Se ha dado un gran salto al vacío. Con toda seguridad, en el Congreso la propuesta del Parlament será rechazada. A Artur Mas sólo le quedará seguir con la segunda etapa de su plan: la independencia. Qué hará: ¿la proclamará en el Parlament, convocará un referéndum ilegal, pedirá al Gobierno que convoque uno legal? Artur Mas ha entrado en el terreno de lo desconocido, según decía él mismo. Ibarretxe creo que está dando clases en Estados Unidos y ya nadie se acuerda de él. ¿O quiere ser Mas el Companys del 6 de octubre de 1934? De momento convoca a sus altos cargos tratándoles de “generales de un ejército” que debe “cambiar la historia”, vivir “los momentos más difíciles”, enfrentarse a “los peores obstáculos para gobernar que se ha encontrado nunca ningún gobierno”.

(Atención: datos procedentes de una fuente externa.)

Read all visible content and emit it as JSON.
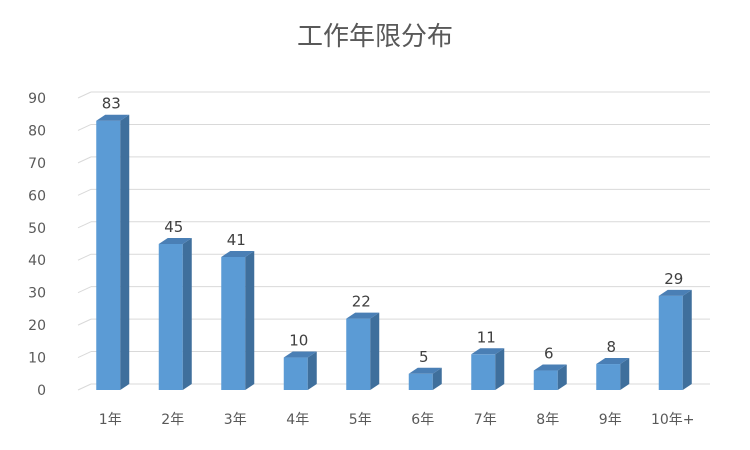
{
  "chart_data": {
    "type": "bar",
    "title": "工作年限分布",
    "categories": [
      "1年",
      "2年",
      "3年",
      "4年",
      "5年",
      "6年",
      "7年",
      "8年",
      "9年",
      "10年+"
    ],
    "values": [
      83,
      45,
      41,
      10,
      22,
      5,
      11,
      6,
      8,
      29
    ],
    "ylim": [
      0,
      90
    ],
    "yticks": [
      0,
      10,
      20,
      30,
      40,
      50,
      60,
      70,
      80,
      90
    ],
    "grid": true,
    "legend": "none",
    "colors": {
      "bar_front": "#5b9bd5",
      "bar_side": "#3f6f9c",
      "bar_top": "#4a7fb5",
      "grid": "#d9d9d9"
    }
  }
}
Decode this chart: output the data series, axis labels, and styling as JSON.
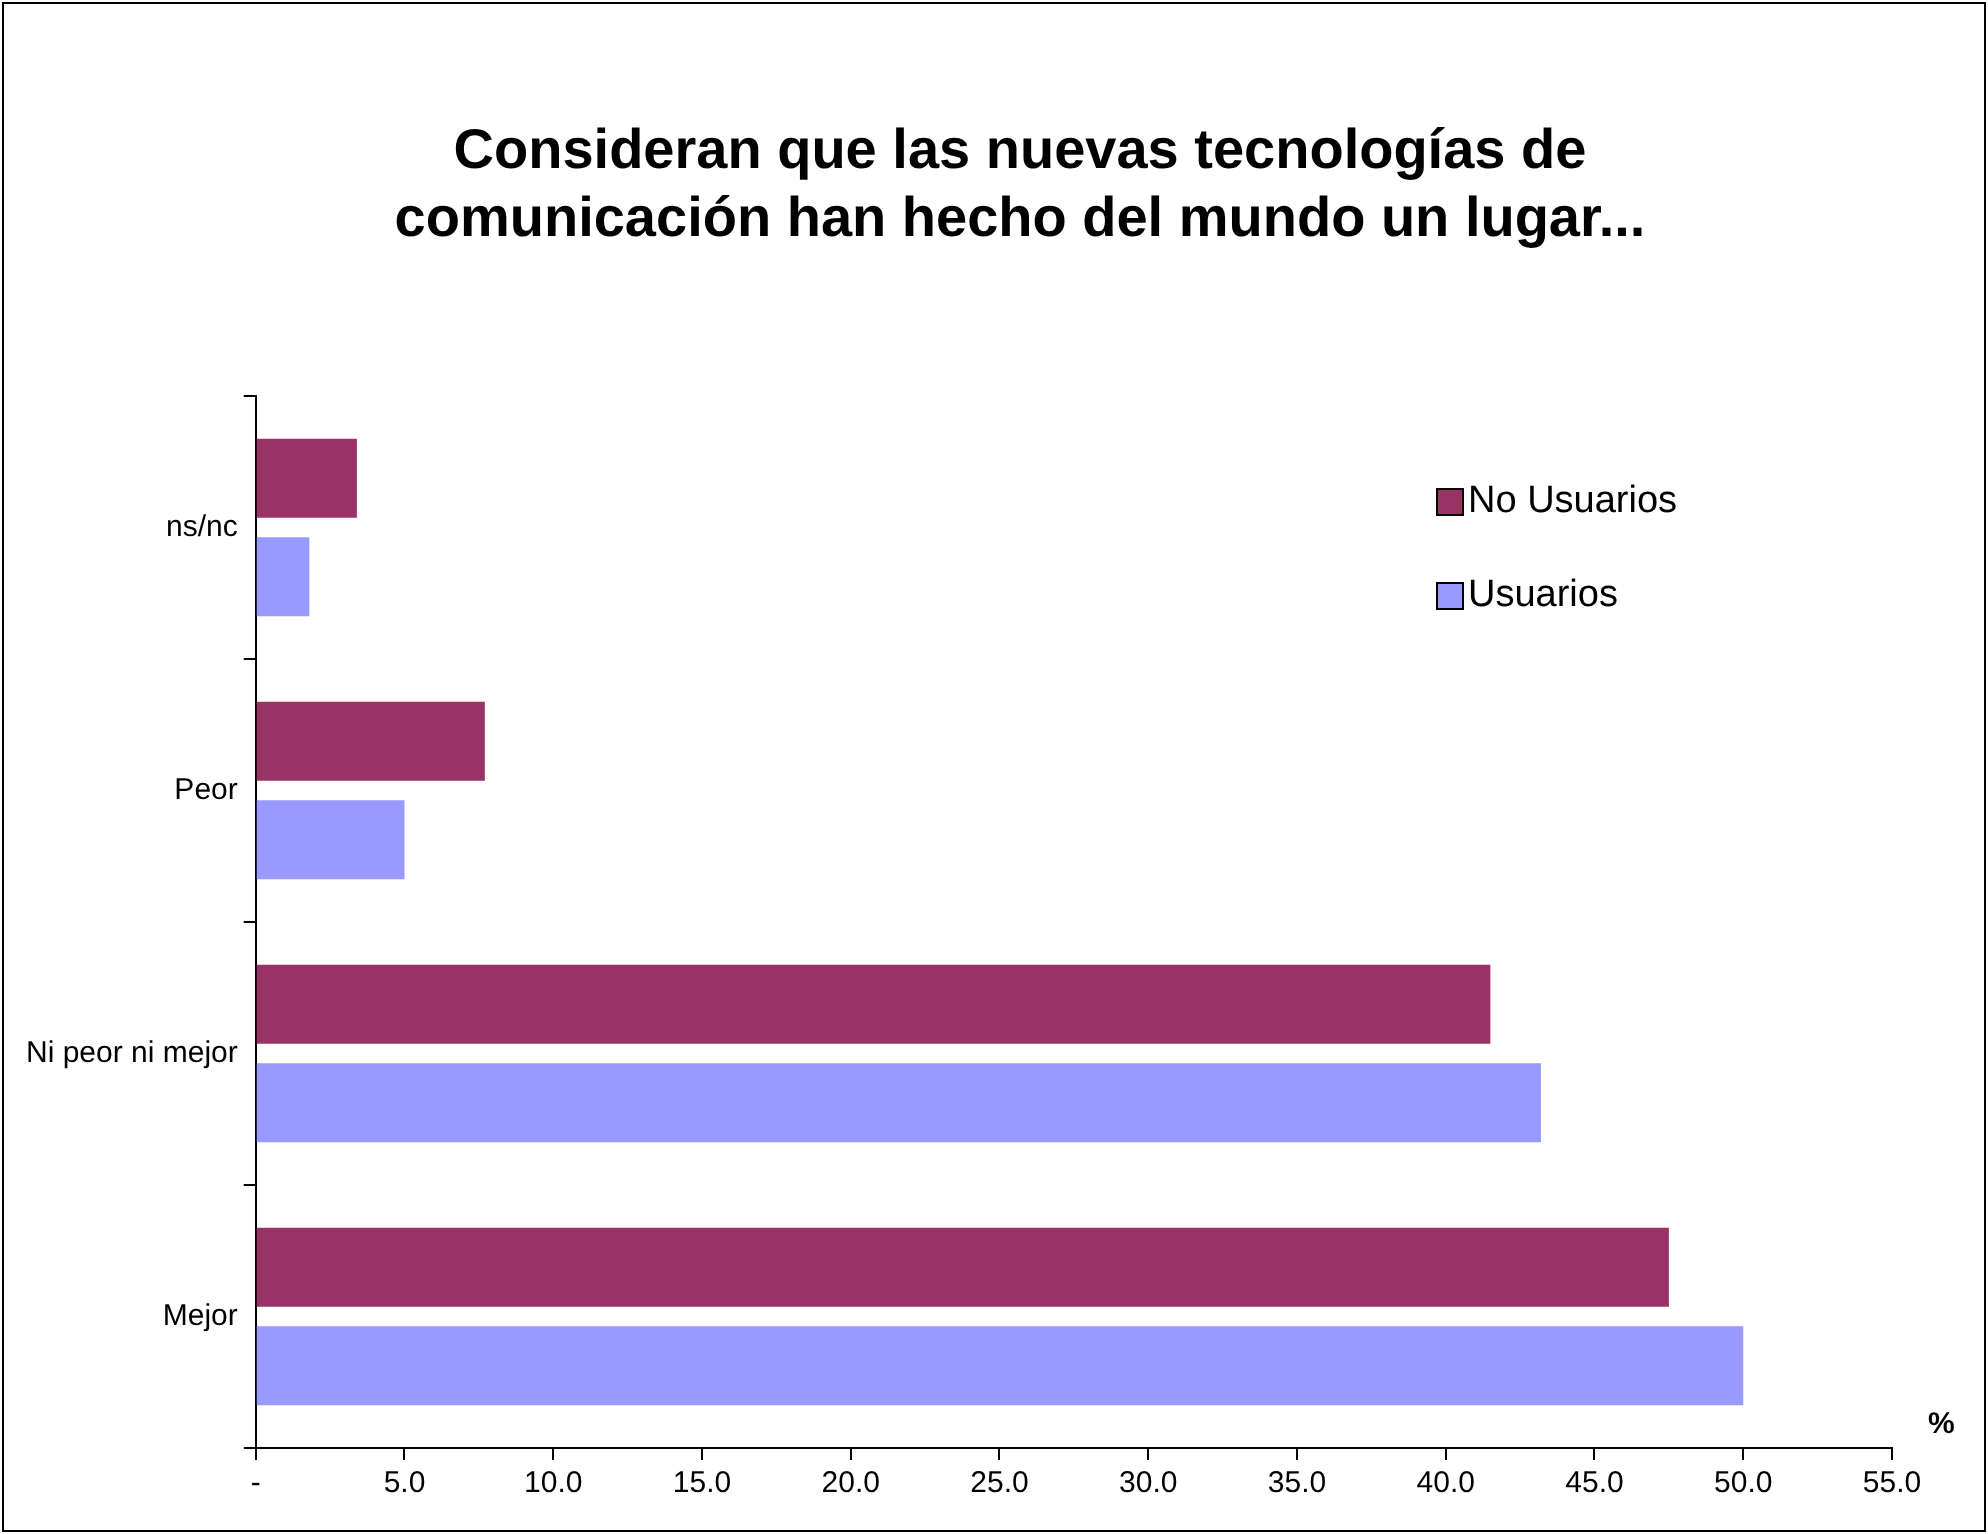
{
  "chart_data": {
    "type": "bar",
    "orientation": "horizontal",
    "title": "Consideran que las nuevas tecnologías de comunicación han hecho del mundo un lugar...",
    "xlabel": "%",
    "categories": [
      "ns/nc",
      "Peor",
      "Ni peor ni mejor",
      "Mejor"
    ],
    "series": [
      {
        "name": "No Usuarios",
        "color": "#993366",
        "values": [
          3.4,
          7.7,
          41.5,
          47.5
        ]
      },
      {
        "name": "Usuarios",
        "color": "#9999ff",
        "values": [
          1.8,
          5.0,
          43.2,
          50.0
        ]
      }
    ],
    "xlim": [
      0,
      55
    ],
    "xticks": [
      {
        "value": 0,
        "label": "-"
      },
      {
        "value": 5,
        "label": "5.0"
      },
      {
        "value": 10,
        "label": "10.0"
      },
      {
        "value": 15,
        "label": "15.0"
      },
      {
        "value": 20,
        "label": "20.0"
      },
      {
        "value": 25,
        "label": "25.0"
      },
      {
        "value": 30,
        "label": "30.0"
      },
      {
        "value": 35,
        "label": "35.0"
      },
      {
        "value": 40,
        "label": "40.0"
      },
      {
        "value": 45,
        "label": "45.0"
      },
      {
        "value": 50,
        "label": "50.0"
      },
      {
        "value": 55,
        "label": "55.0"
      }
    ],
    "grid": false,
    "legend": "top right"
  }
}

Pero tras la poesía viene la prosa: el panorama en el partido y en el Govern es desolador. El caso Millet apunta a que CiU estaba detrás de todo el asunto; unas ilegales concesiones a empresas de ITV parece que están salpicando judicialmente a Oriol Pujol; las cuentas que no cuadran en la gestión de varios hospitales también implican a altos cargos convergentes. En cuanto al Govern, la situación financiera es crítica: el impago de nóminas en centros sanitarios y asistenciales desmiente que se hayan hecho bien los deberes. ¿Alguien, excepto los irreductibles, cree todavía que toda la culpa debe atribuirse a Madrit?

Porque, encima, se saca pecho en Madrid. La no asistencia del conseller Andreu Mas-Colell al Consejo de Política Fiscal y Financiera es un gesto inútil y desleal cuando en Europa se está pendiente de la capacidad de España (que, por ahora, incluye a Catalunya) para tomar medidas que la hagan acreedora de confianza.

Artur Mas parecía un político serio y competente. Parecía. Se está convirtiendo en un político populista, no sé si a pesar suyo.